DUNEBOGGLE! The media loved Chris Christie’s previous traffic jam
The Fort Lee traffic jam in September is not the first time New Jersey Gov. Christie took on a local mayor while closing off roads and stranding Garden State residents far from their homes. But when Christie bullied and insulted Jersey Shore residents during the panic over Hurricane Sandy, he was widely praised for his judicious use of state power.
Christie has also used the 2012 weather event as a pretext for an unpopular beach engineering project that would threaten the delicate economies of the state’s shore communities.
Christie on Thursday gave a two-hour news conference denying prior knowledge of the closures of a George Washington Bridge on-ramp in September that caused a massive traffic pileup in Fort Lee. Recently surfaced emails suggest Christie aides planned the closure as a political swipe at the city’s mayor. (RELATED: Christie claims ignorance of bridge closure)
But when Christie went to war with a local mayor and blocked off crucial traffic to shore communities in the aftermath of 2012’s largest storm, the media rewarded him with glowing coverage and President Obama came up to the Garden State to give his personal support. Even still-living rock star Bruce Springsteen met with the governor. Prior to that, Springsteen had long given Christie the cold shoulder rather than expressing gratitude that the 2016 presidential hopeful remained a fan nearly 40 years after Springsteen’s last listenable album.
Christie got a lovefest in 2012 because his bullying tactics — which included attacking Atlantic City Mayor Lorenzo Langford for providing shelter to displaced residents, repeatedly calling shore stalwarts “stupid” and “irresponsible,” and even punishing people who obeyed his evacuation order by closing roads back into barrier islands days after the storm had passed — because his nanny state impulses in that case appealed to liberal worshipers of government power, who hate the individual liberties on which this country was founded.
“If something looks like it’s stupid, it’s stupid,” Christie sagely announced at the time, adding “Don’t be stupid.”
In another press conference, Christie attacked shore residents who chose to remain in their homes to and safeguard their hard-won property against looters, warning of the “dangers of portable generators” and calling holdouts “stupid and selfish” for staying to defend the inalienable right to property our forefathers died to defend.
As Absecon Island, the barrier island on which Atlantic City and three other towns stand, stood nearly empty after the storm, the always hysterical media warned of looting in Sandy-hit regions. But rather than letting locals return to keep their homes safe, authorities kept all bridges and causeways to the island closed for three days, despite the pleas of courageous residents who disobeyed the evacuation order without harm that the government allow their neighbors to return and begin rebuilding the hard-hit area.
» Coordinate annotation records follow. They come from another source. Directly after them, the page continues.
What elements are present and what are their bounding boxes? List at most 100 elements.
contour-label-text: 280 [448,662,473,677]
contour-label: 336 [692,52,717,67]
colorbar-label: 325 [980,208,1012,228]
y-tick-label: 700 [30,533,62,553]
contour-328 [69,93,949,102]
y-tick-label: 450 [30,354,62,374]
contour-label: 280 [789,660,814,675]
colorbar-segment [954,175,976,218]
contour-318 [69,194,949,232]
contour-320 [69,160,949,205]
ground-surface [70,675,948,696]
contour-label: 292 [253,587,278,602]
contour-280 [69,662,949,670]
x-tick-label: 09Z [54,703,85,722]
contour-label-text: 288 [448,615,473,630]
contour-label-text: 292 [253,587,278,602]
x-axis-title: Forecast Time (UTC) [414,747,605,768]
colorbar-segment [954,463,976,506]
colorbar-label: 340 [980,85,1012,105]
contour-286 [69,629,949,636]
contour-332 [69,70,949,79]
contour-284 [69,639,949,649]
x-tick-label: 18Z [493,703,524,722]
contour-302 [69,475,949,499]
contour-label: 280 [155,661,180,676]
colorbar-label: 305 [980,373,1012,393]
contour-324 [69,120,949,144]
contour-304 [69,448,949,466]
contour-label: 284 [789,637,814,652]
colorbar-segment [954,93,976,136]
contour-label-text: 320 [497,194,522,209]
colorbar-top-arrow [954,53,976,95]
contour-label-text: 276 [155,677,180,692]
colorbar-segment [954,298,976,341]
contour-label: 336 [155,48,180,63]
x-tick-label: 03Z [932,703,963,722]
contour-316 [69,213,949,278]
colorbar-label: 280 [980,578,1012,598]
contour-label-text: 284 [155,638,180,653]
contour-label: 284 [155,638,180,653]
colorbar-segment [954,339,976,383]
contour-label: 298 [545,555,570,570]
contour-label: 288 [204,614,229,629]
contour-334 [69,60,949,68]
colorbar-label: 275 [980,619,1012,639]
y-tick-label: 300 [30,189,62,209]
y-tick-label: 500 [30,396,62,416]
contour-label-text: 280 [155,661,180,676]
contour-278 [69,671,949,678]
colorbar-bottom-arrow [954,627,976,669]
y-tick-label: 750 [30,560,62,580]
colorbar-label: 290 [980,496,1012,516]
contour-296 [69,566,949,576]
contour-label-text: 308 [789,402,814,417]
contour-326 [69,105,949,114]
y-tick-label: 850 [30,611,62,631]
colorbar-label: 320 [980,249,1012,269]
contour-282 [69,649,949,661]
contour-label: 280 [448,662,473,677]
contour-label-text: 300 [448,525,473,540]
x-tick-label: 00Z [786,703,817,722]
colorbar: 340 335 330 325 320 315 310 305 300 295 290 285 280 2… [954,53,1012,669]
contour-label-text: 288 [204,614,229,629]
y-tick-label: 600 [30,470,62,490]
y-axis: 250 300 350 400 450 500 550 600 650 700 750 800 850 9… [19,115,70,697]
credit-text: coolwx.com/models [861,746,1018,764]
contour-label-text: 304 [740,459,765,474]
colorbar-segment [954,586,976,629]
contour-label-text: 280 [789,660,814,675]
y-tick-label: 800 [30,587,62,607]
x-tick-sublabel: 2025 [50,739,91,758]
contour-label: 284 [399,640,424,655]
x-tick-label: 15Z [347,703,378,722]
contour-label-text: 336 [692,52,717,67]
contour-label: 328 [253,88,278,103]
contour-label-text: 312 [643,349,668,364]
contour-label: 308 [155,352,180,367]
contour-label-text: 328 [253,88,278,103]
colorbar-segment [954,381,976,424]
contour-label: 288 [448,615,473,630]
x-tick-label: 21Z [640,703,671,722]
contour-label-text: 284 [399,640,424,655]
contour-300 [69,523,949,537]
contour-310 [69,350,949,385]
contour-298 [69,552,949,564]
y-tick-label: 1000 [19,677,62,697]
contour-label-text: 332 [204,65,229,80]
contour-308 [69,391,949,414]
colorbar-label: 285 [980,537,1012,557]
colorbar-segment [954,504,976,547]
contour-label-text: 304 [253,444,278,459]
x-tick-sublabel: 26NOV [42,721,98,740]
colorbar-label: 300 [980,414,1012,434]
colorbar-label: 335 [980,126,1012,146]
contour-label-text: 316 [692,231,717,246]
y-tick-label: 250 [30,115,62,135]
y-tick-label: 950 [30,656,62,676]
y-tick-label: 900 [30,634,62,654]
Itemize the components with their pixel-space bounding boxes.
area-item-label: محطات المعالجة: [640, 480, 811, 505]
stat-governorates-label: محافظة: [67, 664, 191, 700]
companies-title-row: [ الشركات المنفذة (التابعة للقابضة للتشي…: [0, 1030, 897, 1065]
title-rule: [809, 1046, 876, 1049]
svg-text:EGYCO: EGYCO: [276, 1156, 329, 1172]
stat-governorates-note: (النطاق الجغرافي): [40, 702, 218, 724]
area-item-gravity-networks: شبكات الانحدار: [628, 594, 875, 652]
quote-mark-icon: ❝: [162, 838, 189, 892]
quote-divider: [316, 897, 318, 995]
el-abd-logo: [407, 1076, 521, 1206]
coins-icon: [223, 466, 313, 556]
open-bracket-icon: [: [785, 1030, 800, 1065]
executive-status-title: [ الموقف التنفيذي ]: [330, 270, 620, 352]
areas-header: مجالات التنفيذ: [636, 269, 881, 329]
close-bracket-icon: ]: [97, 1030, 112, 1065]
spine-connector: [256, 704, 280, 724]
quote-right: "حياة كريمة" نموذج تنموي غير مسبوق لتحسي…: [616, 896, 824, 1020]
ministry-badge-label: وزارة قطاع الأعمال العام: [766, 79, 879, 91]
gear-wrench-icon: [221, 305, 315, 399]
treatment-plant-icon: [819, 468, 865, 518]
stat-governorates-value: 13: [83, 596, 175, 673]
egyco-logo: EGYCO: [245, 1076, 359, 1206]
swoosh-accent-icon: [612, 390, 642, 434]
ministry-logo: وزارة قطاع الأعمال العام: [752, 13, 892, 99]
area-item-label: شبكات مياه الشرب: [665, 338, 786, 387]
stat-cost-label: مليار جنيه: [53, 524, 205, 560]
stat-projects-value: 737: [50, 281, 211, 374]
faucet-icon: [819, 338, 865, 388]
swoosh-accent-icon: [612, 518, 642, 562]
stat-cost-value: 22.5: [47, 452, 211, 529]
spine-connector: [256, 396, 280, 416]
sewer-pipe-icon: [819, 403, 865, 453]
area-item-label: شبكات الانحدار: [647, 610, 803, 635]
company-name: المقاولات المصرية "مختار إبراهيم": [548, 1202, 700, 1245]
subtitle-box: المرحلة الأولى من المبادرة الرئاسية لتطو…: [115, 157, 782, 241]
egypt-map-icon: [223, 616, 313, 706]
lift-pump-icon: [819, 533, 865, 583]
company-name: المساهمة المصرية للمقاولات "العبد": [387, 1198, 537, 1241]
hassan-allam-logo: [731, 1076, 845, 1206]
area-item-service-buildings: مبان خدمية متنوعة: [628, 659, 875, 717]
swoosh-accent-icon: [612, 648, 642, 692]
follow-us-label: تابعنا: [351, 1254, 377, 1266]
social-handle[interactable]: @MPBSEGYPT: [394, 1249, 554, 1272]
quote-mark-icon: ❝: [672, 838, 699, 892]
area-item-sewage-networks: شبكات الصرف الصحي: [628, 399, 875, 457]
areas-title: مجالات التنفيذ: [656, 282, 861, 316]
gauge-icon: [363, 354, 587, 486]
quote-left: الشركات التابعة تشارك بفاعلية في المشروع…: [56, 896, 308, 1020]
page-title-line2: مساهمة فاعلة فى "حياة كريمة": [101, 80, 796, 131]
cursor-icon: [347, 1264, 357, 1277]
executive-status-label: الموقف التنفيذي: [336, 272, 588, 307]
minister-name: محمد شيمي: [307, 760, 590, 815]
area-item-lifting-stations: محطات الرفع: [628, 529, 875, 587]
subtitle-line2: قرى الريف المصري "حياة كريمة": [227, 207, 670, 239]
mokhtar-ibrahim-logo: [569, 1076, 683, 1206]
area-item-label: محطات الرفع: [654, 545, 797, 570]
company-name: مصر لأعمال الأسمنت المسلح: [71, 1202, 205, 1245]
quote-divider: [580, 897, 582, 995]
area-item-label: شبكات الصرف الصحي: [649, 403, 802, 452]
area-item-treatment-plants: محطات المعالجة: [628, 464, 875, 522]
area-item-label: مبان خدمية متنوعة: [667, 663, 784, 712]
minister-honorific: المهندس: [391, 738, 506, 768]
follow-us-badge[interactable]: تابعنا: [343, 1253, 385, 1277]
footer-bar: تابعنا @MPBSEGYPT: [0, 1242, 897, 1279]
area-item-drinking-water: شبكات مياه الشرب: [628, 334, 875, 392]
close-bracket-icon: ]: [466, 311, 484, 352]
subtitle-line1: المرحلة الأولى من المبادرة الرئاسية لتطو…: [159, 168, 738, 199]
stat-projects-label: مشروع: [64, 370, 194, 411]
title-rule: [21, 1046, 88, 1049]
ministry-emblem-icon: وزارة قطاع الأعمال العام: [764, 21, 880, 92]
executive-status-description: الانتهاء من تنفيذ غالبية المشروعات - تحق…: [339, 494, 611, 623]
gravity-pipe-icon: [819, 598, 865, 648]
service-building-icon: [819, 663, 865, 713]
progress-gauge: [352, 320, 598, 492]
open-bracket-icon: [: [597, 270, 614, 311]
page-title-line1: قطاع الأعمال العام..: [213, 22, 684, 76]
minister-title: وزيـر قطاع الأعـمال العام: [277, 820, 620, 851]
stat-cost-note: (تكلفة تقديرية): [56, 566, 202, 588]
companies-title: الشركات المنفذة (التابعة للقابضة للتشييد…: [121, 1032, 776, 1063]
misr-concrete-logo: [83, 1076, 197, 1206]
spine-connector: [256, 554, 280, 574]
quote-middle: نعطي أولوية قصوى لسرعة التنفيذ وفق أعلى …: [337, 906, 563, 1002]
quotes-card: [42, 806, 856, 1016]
But Christie’s real attack on shore communities began after Sandy faded into history. The governor has been pushing a plan to rebuild the bad-smelling, unsightly dunes that were originally dismantled, with great effort, during the creation of the Jersey Shore as a tourist destination. The plan has received strong opposition in the Absecon Island town of Margate (this reporter’s childhood home), where residents overwhelmingly voted against a dune-building plan that would ostensibly prevent shore erosion caused by global warming, rising oceans, melting polar ice caps and other fictions.
True to form, Christie has responded to property owners by insulting them. As the dune war heated up, the governor dismissed the shore residents as “knuckleheads” and called their arguments “bullshit.” In league with global warming con artists, Christie hopes to overturn the property rights recognized by a thousand years of English common law in order to return the Jersey Shore to a more “sustainable” state of nature.
What Christie and his allies don’t recognize is that the Jersey Shore in its natural state was not a paradise but a horrific hellhole overrun by mosquitoes and greenhead horse flies that were once the region’s virtual apex predators and still dream, in their tiny insect minds, of a return to power. According to a report cited in Alfred Miller Heston’s “Absegami: Annals of Eyren Haven and Atlantic City, 1609 to 1904,” here is what the shore was like in the early days of its settlement by civilized Americans:
“So numerous were the mosquitoes and greenheads in August, 1858, that horses, covered with blood, laid down in the streets, and cattle waded out into the ocean to escape the torture. Children scratched and squalled from the poisonous stings on limbs and faces. Excursionists begged the conductors to start homeward ahead of schedule time. Men and women converted their handkerchiefs into masks for their faces and a smoking fire was building front of every house. Before bed-time the windows and doors were opened, and a board placed on top of the chimney, and a dense smoke sent through every chamber, to drive out the mosquitoes. After the house had been thus thoroughly smoked, the board was removed and the people re-entered.”
Christie now faces an investigation by the Obama Justice Department over the Fort Lee scandal. However, his dune war on shore communities, like his authoritarian response to Sandy, has been applauded and supported by the federal government, environmentalists and the media.